Posted on 1998-12-22
Actually I've asked this question before, but I was pretty much stumbling in the dark, so I didn't get the terms right, and my qustion was therefore sort of impossible to answer (though BigRat did give me some ideas, thanks!). Anyway, this time I'm more specific and I'm hoping that reposting will make some more people notice it. Here it comes:
I want to retrieve sorted documents from a _static_ database, which I will build myself. Simplified example: Imagine a lot of rather small documents (maybe 50-800 words each). I want to place them all in one big file, and build an index with all unique words. When this is done, I can lookup any word in the index, and it will show me which documents this particular word exists in. So, I lookup say, 'exchange', in the index, and I have stored the information that this word exists in document 1, 4, 6.... and so on.
This can be done in several ways, and is NOT the problem.
Now imagine that my documents all have some fields in common (let's pretend the documents are bookreviews), eg. writer, publisher, and maybe the year it was written. I would make an index for each field, making it possible to limit the search to writer or publisher. This isn't the problem either.
The problem is that I NEED to be able to display the result sorted in different ways.

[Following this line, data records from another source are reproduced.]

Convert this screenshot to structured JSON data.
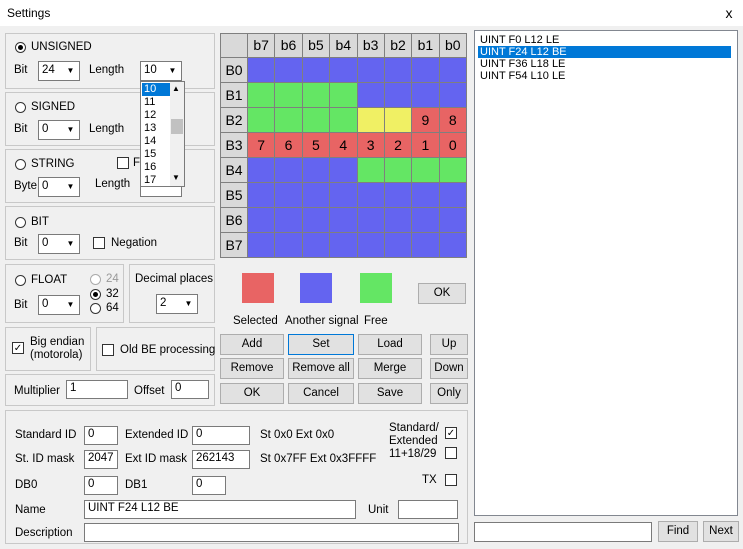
{
  "window": {
    "title": "Settings",
    "close": "x"
  },
  "unsigned": {
    "label": "UNSIGNED",
    "bit_label": "Bit",
    "bit_value": "24",
    "length_label": "Length",
    "length_value": "10"
  },
  "length_dropdown": {
    "options": [
      "10",
      "11",
      "12",
      "13",
      "14",
      "15",
      "16",
      "17"
    ],
    "selected_index": 0
  },
  "signed": {
    "label": "SIGNED",
    "bit_label": "Bit",
    "bit_value": "0",
    "length_label": "Length"
  },
  "string": {
    "label": "STRING",
    "byte_label": "Byte",
    "byte_value": "0",
    "length_label": "Length",
    "extra_label": "F"
  },
  "bit": {
    "label": "BIT",
    "bit_label": "Bit",
    "bit_value": "0",
    "negation_label": "Negation"
  },
  "float": {
    "label": "FLOAT",
    "bit_label": "Bit",
    "bit_value": "0",
    "opt24": "24",
    "opt32": "32",
    "opt64": "64"
  },
  "decimal": {
    "label": "Decimal places",
    "value": "2"
  },
  "big_endian": {
    "label_line1": "Big endian",
    "label_line2": "(motorola)"
  },
  "old_be": {
    "label": "Old BE processing"
  },
  "multiplier": {
    "label": "Multiplier",
    "value": "1",
    "offset_label": "Offset",
    "offset_value": "0"
  },
  "grid": {
    "col_headers": [
      "b7",
      "b6",
      "b5",
      "b4",
      "b3",
      "b2",
      "b1",
      "b0"
    ],
    "row_headers": [
      "B0",
      "B1",
      "B2",
      "B3",
      "B4",
      "B5",
      "B6",
      "B7"
    ],
    "colors": [
      "#6464f0",
      "#64e664",
      "#f0f064",
      "#e86464"
    ],
    "cells": [
      [
        0,
        0,
        0,
        0,
        0,
        0,
        0,
        0
      ],
      [
        1,
        1,
        1,
        1,
        0,
        0,
        0,
        0
      ],
      [
        1,
        1,
        1,
        1,
        2,
        2,
        3,
        3
      ],
      [
        3,
        3,
        3,
        3,
        3,
        3,
        3,
        3
      ],
      [
        0,
        0,
        0,
        0,
        1,
        1,
        1,
        1
      ],
      [
        0,
        0,
        0,
        0,
        0,
        0,
        0,
        0
      ],
      [
        0,
        0,
        0,
        0,
        0,
        0,
        0,
        0
      ],
      [
        0,
        0,
        0,
        0,
        0,
        0,
        0,
        0
      ]
    ],
    "labels": [
      [
        "",
        "",
        "",
        "",
        "",
        "",
        "",
        ""
      ],
      [
        "",
        "",
        "",
        "",
        "",
        "",
        "",
        ""
      ],
      [
        "",
        "",
        "",
        "",
        "",
        "",
        "9",
        "8"
      ],
      [
        "7",
        "6",
        "5",
        "4",
        "3",
        "2",
        "1",
        "0"
      ],
      [
        "",
        "",
        "",
        "",
        "",
        "",
        "",
        ""
      ],
      [
        "",
        "",
        "",
        "",
        "",
        "",
        "",
        ""
      ],
      [
        "",
        "",
        "",
        "",
        "",
        "",
        "",
        ""
      ],
      [
        "",
        "",
        "",
        "",
        "",
        "",
        "",
        ""
      ]
    ]
  },
  "legend": {
    "selected": "Selected",
    "another": "Another signal",
    "free": "Free",
    "selected_color": "#e86464",
    "another_color": "#6464f0",
    "free_color": "#64e664"
  },
  "ok_small": "OK",
  "buttons": {
    "add": "Add",
    "set": "Set",
    "load": "Load",
    "up": "Up",
    "remove": "Remove",
    "remove_all": "Remove all",
    "merge": "Merge",
    "down": "Down",
    "ok": "OK",
    "cancel": "Cancel",
    "save": "Save",
    "only": "Only"
  },
  "signals": {
    "items": [
      "UINT F0 L12 LE",
      "UINT F24 L12 BE",
      "UINT F36 L18 LE",
      "UINT F54 L10 LE"
    ],
    "selected_index": 1
  },
  "search": {
    "value": "",
    "find": "Find",
    "next": "Next"
  },
  "ids": {
    "std_id_label": "Standard ID",
    "std_id_value": "0",
    "ext_id_label": "Extended ID",
    "ext_id_value": "0",
    "st_ext_text": "St 0x0 Ext 0x0",
    "std_mask_label": "St. ID mask",
    "std_mask_value": "2047",
    "ext_mask_label": "Ext ID mask",
    "ext_mask_value": "262143",
    "mask_text": "St 0x7FF Ext 0x3FFFF",
    "std_ext_label1": "Standard/",
    "std_ext_label2": "Extended",
    "std_ext_label3": "11+18/29",
    "db0_label": "DB0",
    "db0_value": "0",
    "db1_label": "DB1",
    "db1_value": "0",
    "tx_label": "TX",
    "name_label": "Name",
    "name_value": "UINT F24 L12 BE",
    "unit_label": "Unit",
    "unit_value": "",
    "desc_label": "Description",
    "desc_value": ""
  }
}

The above will retrieve the documents in the order they where stored (at least with the implementation methods I can think of). So how do I sort the retrieved result? If I got 500.000 hits, I really don't want to make a sort, which will require a lookup in each document! I would probably need some presorted lookup-tables, which is very possible since the database is 100% static, once it's build.
What I need is information on how to do this. I already bought 2 books, and despite promising titles they where of absolutely no use.
This is a very specific use of information retrieval, but my hope is that some of you out there have knowledge about this, or know where to get it! Any comments, links or booktitles appreciated.